Answer
205 mL is the volume that this mass of water would have at $80^{o}$ C.
1L water at $20^{o}C$ has more mass than 1L water at $80^{o}C$:
$m_{at20^{o}c}$$\gt$$m_{at80^{o}c}$
Therefore there are more water molecules in 1L water at $20^{o}C$ than in 1L water at $80^{o}C$.
Work Step by Step
Strategy: We are given density of water for 2 temperatures $20^{o}$ C and $80^{o}$ C. As we are given a volume 200mL of water at $20^{o}$ C, we can find the mass .
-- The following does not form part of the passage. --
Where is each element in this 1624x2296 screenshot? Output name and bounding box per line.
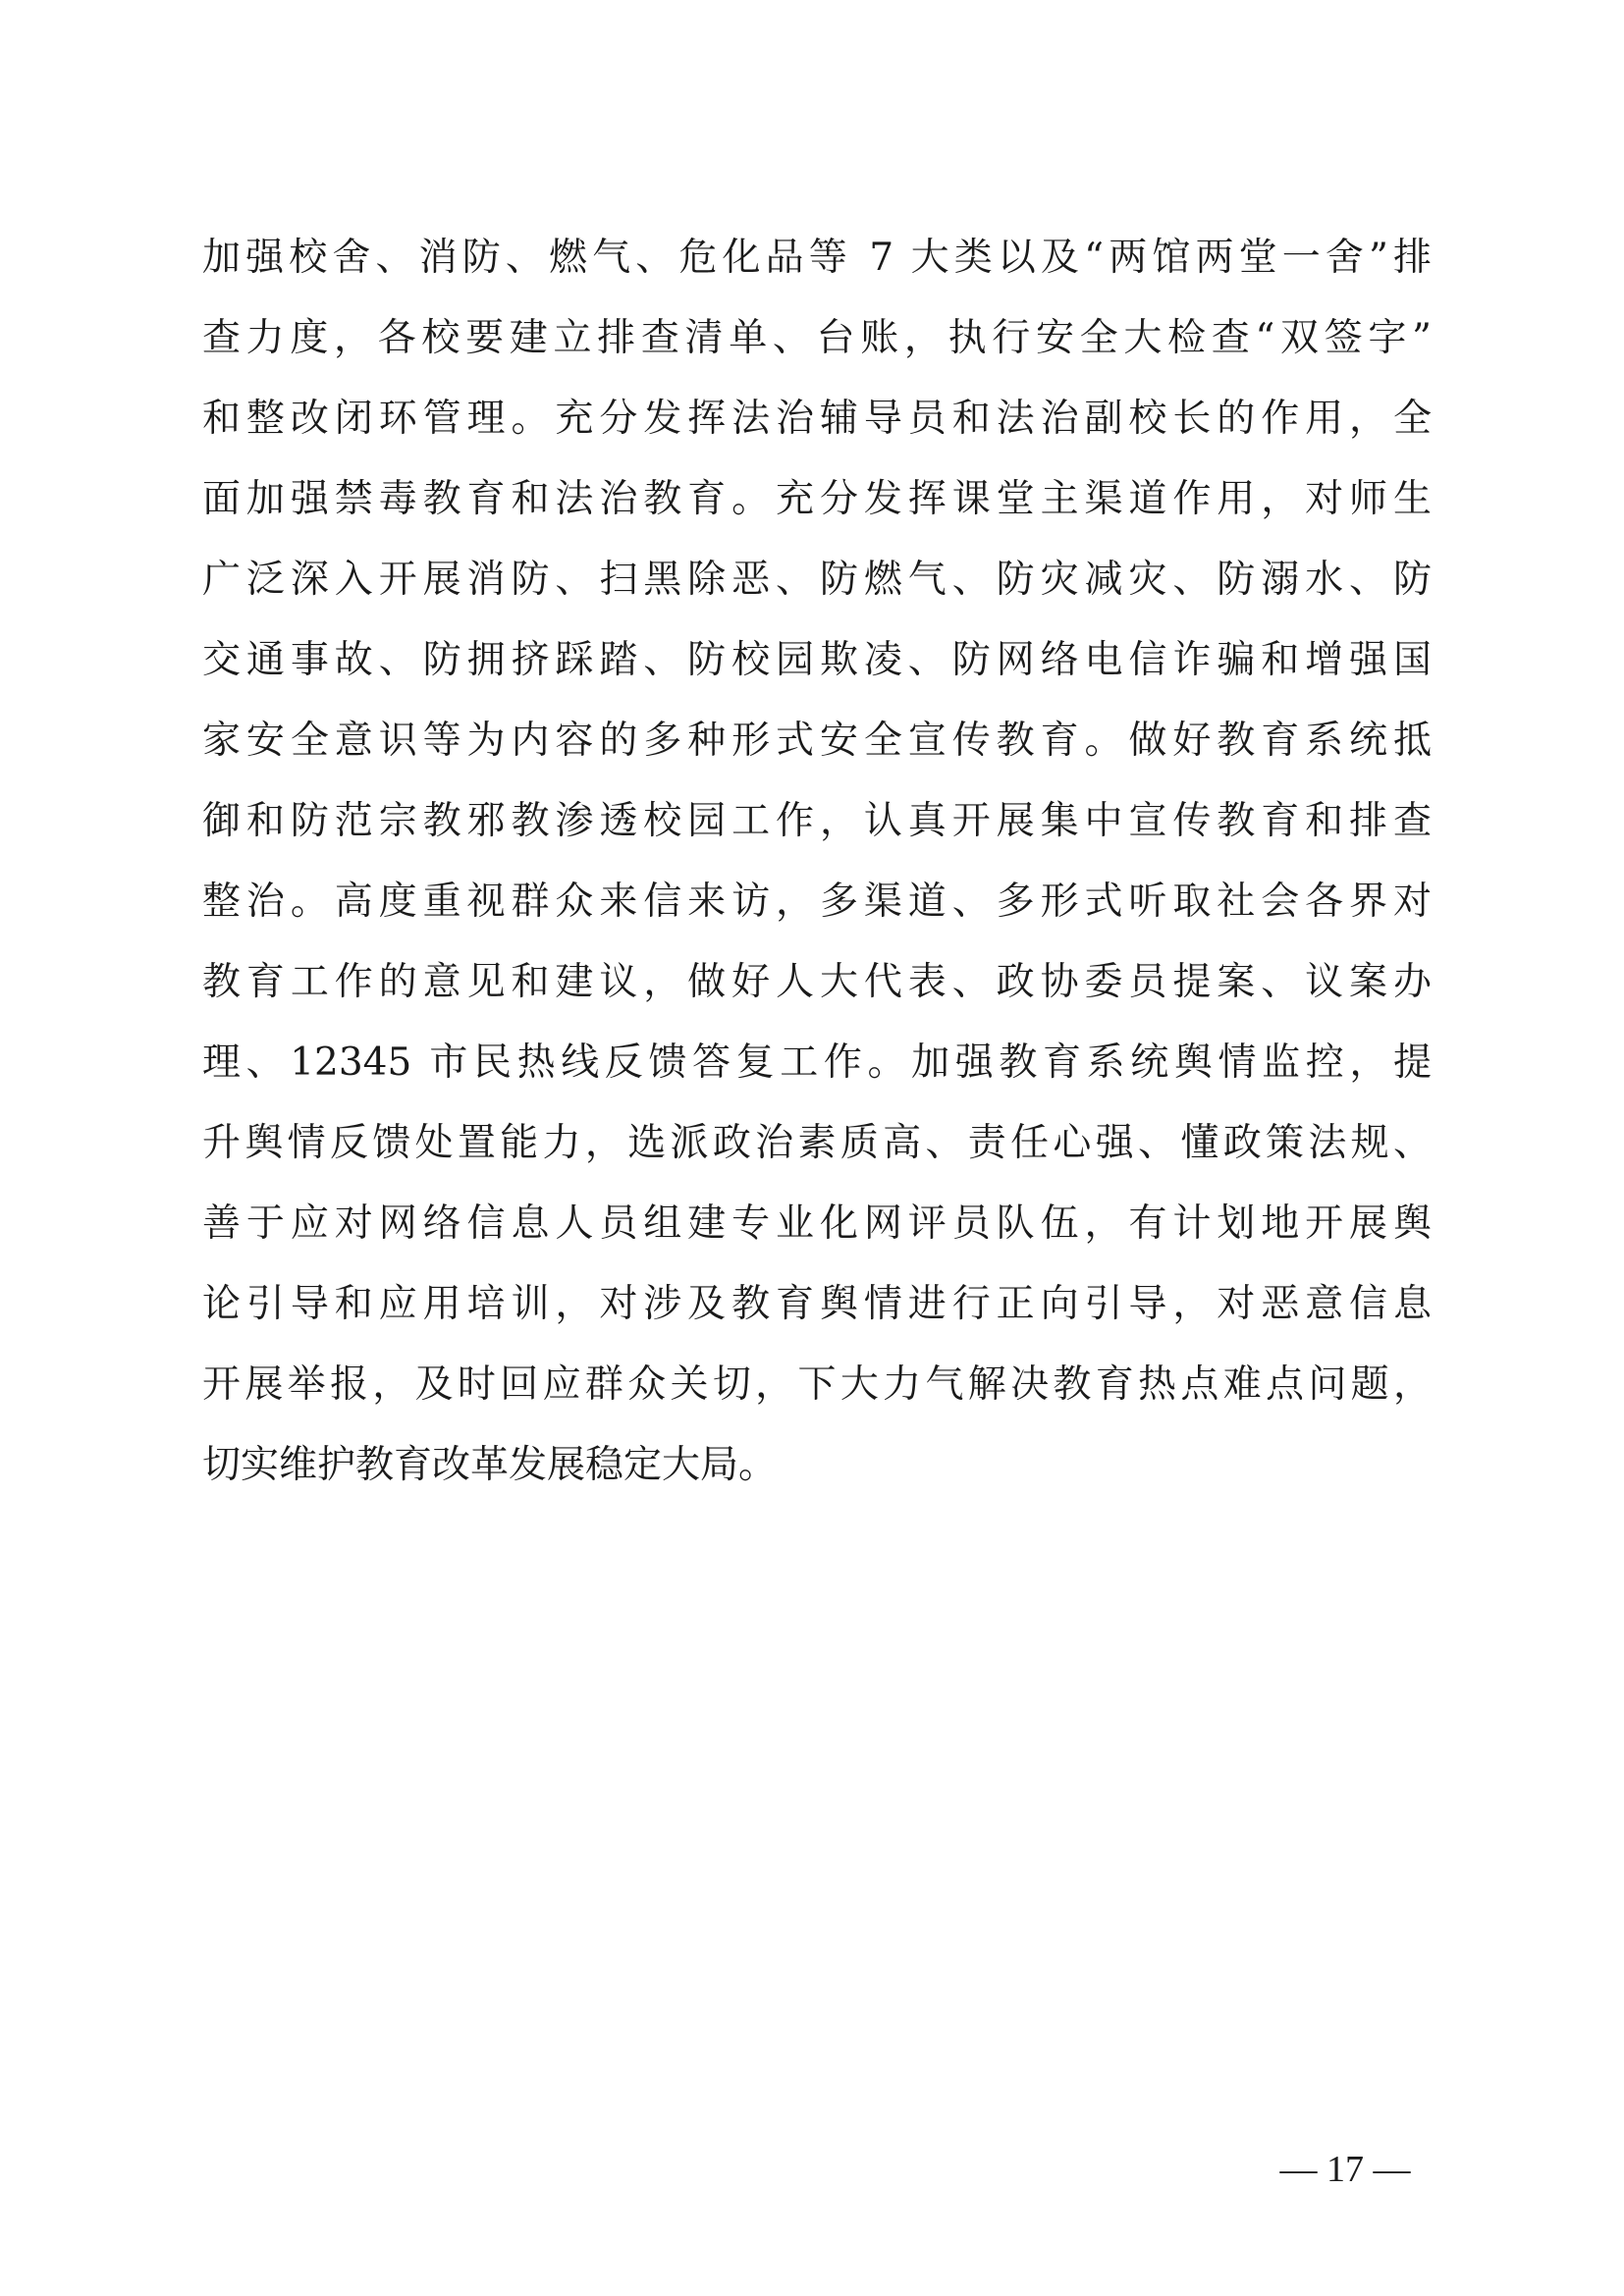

This mass at $80^{o}$ C would have another volume. we can find it by formula:
V = $\frac{m}{d }$.
Note however, that the densities at $20^{o}$ C and $80^{o}$ C are given in $\frac{kg}{m3}$, so we have to convert these densities to $\frac{g}{mL}$, in order to find the volume of water at $80^{o}$ C in mL.
Step 1: Covert densities from $\frac{kg}{m3}$ to $\frac{kg}{mL3}$.
Density at $20^{o}$ C : 998 $\frac{kg}{m3}$ =998 $\frac{10^{3}g}{10^{6}mL}$
998 $\frac{kg}{m3}$ = 998 x $10^{-3}$ $\frac{g}{mL}$ = 0.998$\frac{g}{mL}$
Density at $80^{o}$ C: 972 $\frac{kg}{m3}$ = 972 $\frac{10^{3}g}{10^{6}mL}$
972 $\frac{kg}{m3}$ = 972 x $10^{-3}$$\frac{g}{mL}$ = 0.972$\frac{g}{mL}$
Step2: find the mass of water when we know the density at $20^{o}$ C and the volume : m = d x V
$m_{water}$ = 0.998 $\frac{g}{mL}$ x 200mL
$m_{water}$ = 199.6 g
Now find the volume that this mass of water would have at $80^{o}$ C
V = $\frac{m}{d }$
V = $\frac{199.6 g}{0.972\frac{g}{mL} }$
V = 205.35mL 0r V = 205 mL.
1 L water at $20^{o}$ C would contain more water molecules than 1L water at $80^{o}$ C.
we know m = d x V. Volume is 1L or $10^{3}$mL:
$m_{at20^{o}c}$ = 0.998$\frac{g}{mL}$ x $10^{3}$mL
$m_{at20^{o}c}$= 998 g
$m_{at80^{o}c}$ = 0.972$\frac{g}{mL}$ x $10^{3}$mL
$m_{at20^{o}c}$= 972 g
So 1L water at $20^{o}C$ has more mass than 1L water at $80^{o}C$:
$m_{at20^{o}c}$$\gt$$m_{at80^{o}c}$
Therefore there are more water molecules in 1L water at $20^{o}C$ than in 1L water at $80^{o}C$.